What not to do at home
Do not stop a medication abruptly because it appears on a fall-risk list. Some drugs require tapering, substitution, monitoring, or coordination among specialists. Even an over-the-counter product can be tied to a symptom the older adult has been trying to manage, such as insomnia, itching, urinary urgency, or pain.
Also avoid cleaning up the list by memory. Old bottles, duplicate bottles, and discontinued medications may reveal exactly where confusion entered the routine. Keep them available for review, separated from the active daily medications if needed for safety, until a pharmacist or clinician confirms what should remain.
Medication review is one part of the fall picture
Falls rarely come from one source. Medication review belongs beside strength, balance, vision, hearing, footwear, bathroom safety, lighting, and mobility aids.
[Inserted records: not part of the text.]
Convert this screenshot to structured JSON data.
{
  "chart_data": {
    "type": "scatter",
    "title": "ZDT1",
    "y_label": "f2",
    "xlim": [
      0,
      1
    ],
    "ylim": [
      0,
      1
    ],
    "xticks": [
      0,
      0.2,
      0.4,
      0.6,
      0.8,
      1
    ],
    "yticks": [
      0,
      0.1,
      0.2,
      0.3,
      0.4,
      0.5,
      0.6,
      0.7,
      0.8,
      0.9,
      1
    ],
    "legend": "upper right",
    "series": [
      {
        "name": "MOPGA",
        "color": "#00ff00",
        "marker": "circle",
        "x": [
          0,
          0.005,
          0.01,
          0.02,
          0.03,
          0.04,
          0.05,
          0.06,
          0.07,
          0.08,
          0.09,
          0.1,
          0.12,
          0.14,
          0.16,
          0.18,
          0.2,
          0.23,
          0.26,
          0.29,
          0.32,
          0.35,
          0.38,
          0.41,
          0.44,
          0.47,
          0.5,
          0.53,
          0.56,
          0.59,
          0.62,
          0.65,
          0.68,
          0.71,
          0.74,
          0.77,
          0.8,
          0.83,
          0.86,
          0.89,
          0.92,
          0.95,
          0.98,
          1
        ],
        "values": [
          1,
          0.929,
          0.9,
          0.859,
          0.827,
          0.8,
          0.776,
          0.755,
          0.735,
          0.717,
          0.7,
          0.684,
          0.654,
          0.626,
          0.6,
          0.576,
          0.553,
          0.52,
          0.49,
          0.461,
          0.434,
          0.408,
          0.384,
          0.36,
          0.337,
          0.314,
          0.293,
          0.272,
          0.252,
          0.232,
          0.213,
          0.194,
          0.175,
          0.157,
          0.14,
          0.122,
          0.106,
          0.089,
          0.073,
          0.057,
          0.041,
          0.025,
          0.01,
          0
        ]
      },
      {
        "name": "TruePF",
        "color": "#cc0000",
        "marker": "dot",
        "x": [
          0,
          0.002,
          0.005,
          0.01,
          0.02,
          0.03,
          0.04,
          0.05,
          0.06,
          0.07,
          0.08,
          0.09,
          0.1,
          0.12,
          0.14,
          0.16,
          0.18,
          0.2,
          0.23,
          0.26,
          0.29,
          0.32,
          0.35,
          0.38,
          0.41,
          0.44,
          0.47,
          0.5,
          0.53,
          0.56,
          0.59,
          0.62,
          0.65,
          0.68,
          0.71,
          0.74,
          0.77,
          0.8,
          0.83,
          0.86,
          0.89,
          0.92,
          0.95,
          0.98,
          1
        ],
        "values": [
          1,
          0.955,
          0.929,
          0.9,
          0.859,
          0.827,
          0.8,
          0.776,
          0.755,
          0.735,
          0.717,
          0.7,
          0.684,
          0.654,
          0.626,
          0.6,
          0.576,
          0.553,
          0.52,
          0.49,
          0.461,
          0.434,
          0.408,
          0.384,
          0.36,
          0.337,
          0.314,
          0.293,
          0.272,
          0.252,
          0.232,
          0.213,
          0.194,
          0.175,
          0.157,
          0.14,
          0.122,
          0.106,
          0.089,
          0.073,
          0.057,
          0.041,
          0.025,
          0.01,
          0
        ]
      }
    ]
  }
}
CDC and NCOA fall-prevention materials cite evidence that hearing aids can reduce fall risk by 50% in adults with hearing loss, so sensory health should not be left out while the medication list is being reviewed.[5][6]
The safest line is also the clearest one: caregivers should not deprescribe, but they can make review possible. Bring the complete inventory. Flag the fall-risk patterns. Ask for pharmacist input. Make sure the prescriber receives a specific concern or recommendation. That is no longer a vague instruction to “ask the doctor.” It is a medication review with a paper trail.